Senza mai dimenticare tutto il male subìto, tanto da bambino quanto da adulto (le minacce erano quotidiane, arrivò persino ad essere sorvegliato dall’FBI) riuscirà a non arrendersi mai, continuando a lottare in prima linea contro il razzismo. Come insegna mamma Katie, sempre a testa alta.

Nel 1963 rifiuterà l’invito di Martin Luther King di salire sul placo del celeberrimo discorso a Washington: «La ringrazio tanto, ma lei ha lottato tanti anni per creare tutto questo, ci sono centinaia di migliaia di persone qui, tutte per lei e per il lavoro mastodontico che ha fatto. Non penso sia giusto nei suoi confronti salire sul palco assieme a lei e al suo staff. Le chiedo magari se è possibile avere un posto in prima fila per ascoltare bene il suo intervento».
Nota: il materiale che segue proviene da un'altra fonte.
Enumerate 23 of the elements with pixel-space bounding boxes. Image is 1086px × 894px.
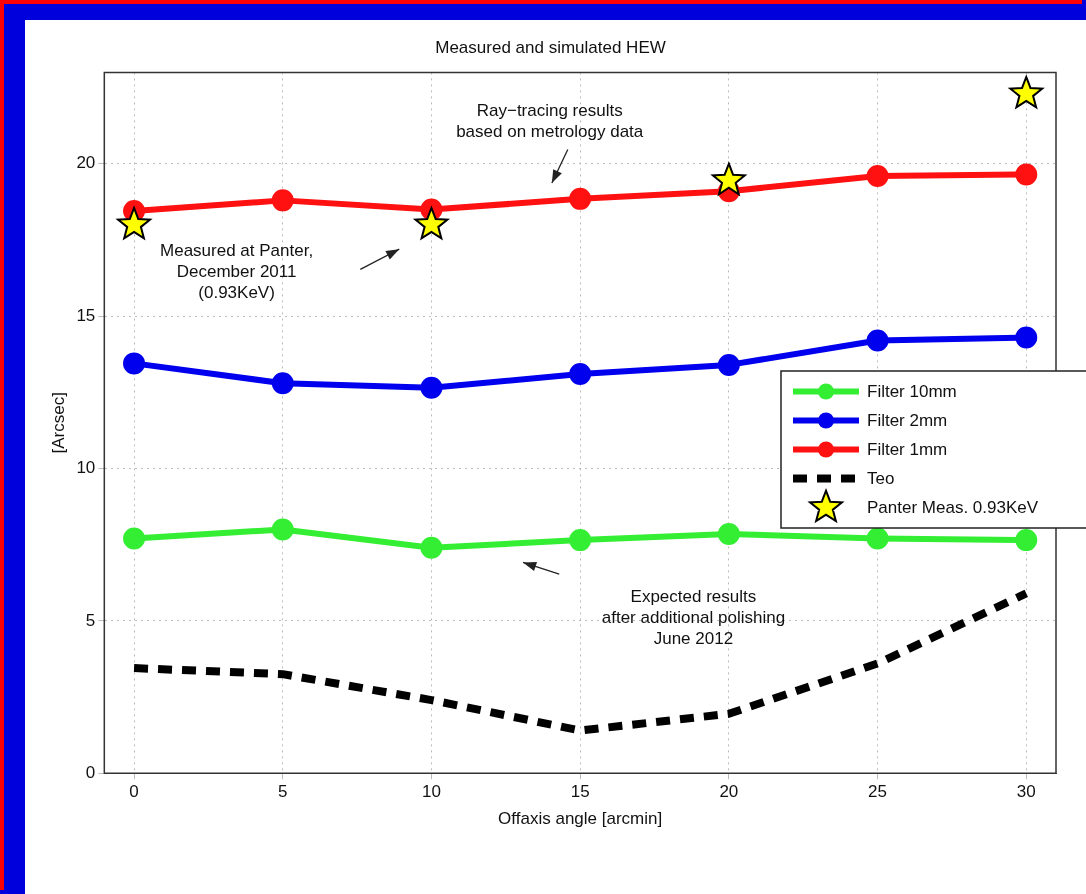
y-tick-label: 10 — [76, 458, 96, 478]
annotation: Measured at Panter, December 2011 (0.93KeV) — [160, 240, 314, 302]
x-tick-label: 30 — [1016, 782, 1036, 802]
x-tick-label: 0 — [129, 782, 139, 802]
annotation: Ray−tracing results based on metrology data — [456, 101, 644, 142]
legend-label: Panter Meas. 0.93KeV — [867, 498, 1039, 518]
chart-title: Measured and simulated HEW — [435, 37, 666, 57]
y-tick-label: 20 — [76, 153, 96, 173]
y-axis-title: [Arcsec] — [48, 392, 68, 454]
legend-label: Filter 1mm — [867, 440, 948, 460]
legend-label: Teo — [867, 469, 895, 489]
y-tick-label: 15 — [76, 305, 96, 325]
x-tick-label: 5 — [278, 782, 288, 802]
x-tick-label: 10 — [421, 782, 441, 802]
y-tick-label: 0 — [85, 762, 96, 782]
x-axis-title: Offaxis angle [arcmin] — [498, 809, 663, 829]
x-tick-label: 25 — [868, 782, 888, 802]
y-tick-label: 5 — [85, 610, 96, 630]
annotation: Expected results after additional polishing June 2012 — [601, 587, 786, 649]
x-tick-label: 15 — [570, 782, 590, 802]
legend-label: Filter 2mm — [867, 411, 948, 431]
legend-label: Filter 10mm — [867, 382, 957, 402]
x-tick-label: 20 — [719, 782, 739, 802]
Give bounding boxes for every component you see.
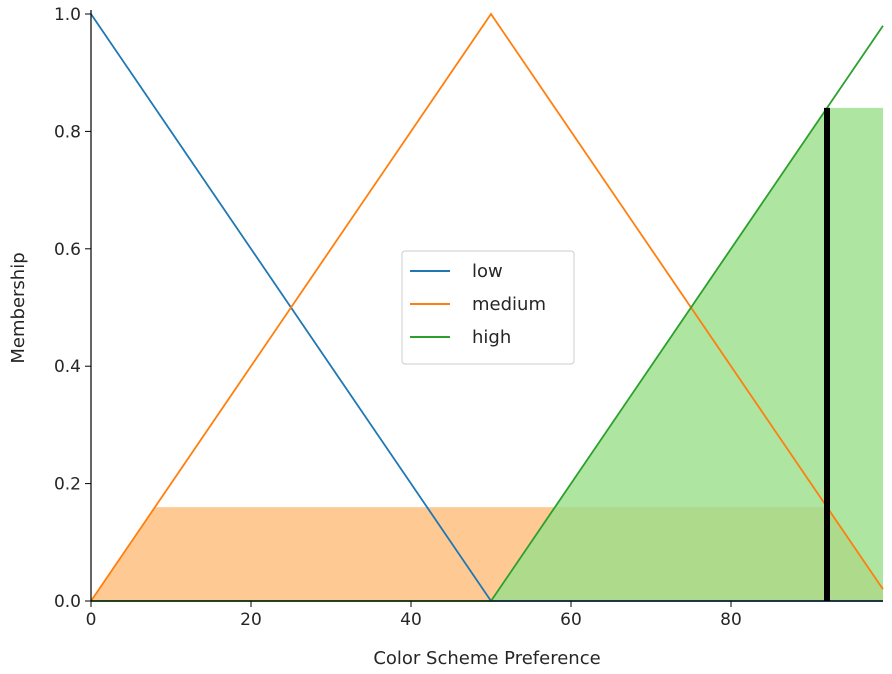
series-line-medium: [90, 12, 884, 602]
legend-label-high: high: [472, 327, 511, 348]
y-tick-label: 0.4: [54, 357, 81, 377]
legend: low medium high: [401, 250, 575, 365]
x-tick-label: 0: [86, 610, 97, 630]
activation-fill-high: [91, 107, 883, 602]
x-axis-label: Color Scheme Preference: [373, 648, 600, 669]
y-tick-label: 1.0: [54, 5, 81, 25]
axes: 0 20 40 60 80 0.0 0.2 0.4 0.6 0.8 1.0: [54, 5, 883, 630]
y-axis-label: Membership: [8, 252, 29, 363]
legend-box: [401, 250, 575, 365]
x-tick-label: 20: [240, 610, 262, 630]
y-tick-label: 0.6: [54, 240, 81, 260]
x-tick-label: 60: [560, 610, 582, 630]
legend-label-medium: medium: [472, 294, 546, 315]
x-tick-label: 40: [400, 610, 422, 630]
y-tick-label: 0.2: [54, 475, 81, 495]
y-tick-label: 0.0: [54, 592, 81, 612]
x-tick-label: 80: [720, 610, 742, 630]
y-tick-label: 0.8: [54, 122, 81, 142]
legend-label-low: low: [472, 261, 503, 282]
activation-fills: [91, 107, 883, 602]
Tra le decine di premi vinti nella sua carriera, forse quello più rappresentativo non è stato assegnato direttamente a lui, ma porta il suo nome: dal 2009, il miglior giocatore delle NBA Finals viene premiato con il Bill Russell NBA Finals Most Valuable Player Award. Proprio il premio che lui, pur avendo conquistato per undici volte il titolo, non è mai riuscito a vincere: fu introdotto solo nel 1969, anno del suo ultimo trionfo, ma fu assegnato a Jerry West, sconfitto con i suoi Lakers.

William Felton Russell è stato un uomo fatto a modo suo che non ha mai regalato facilmente delle emozioni, attraversando una vita difficile, vinta con il sudore e la fatica. Il primo titano dello sport professionistico, in assoluto. A testa alta.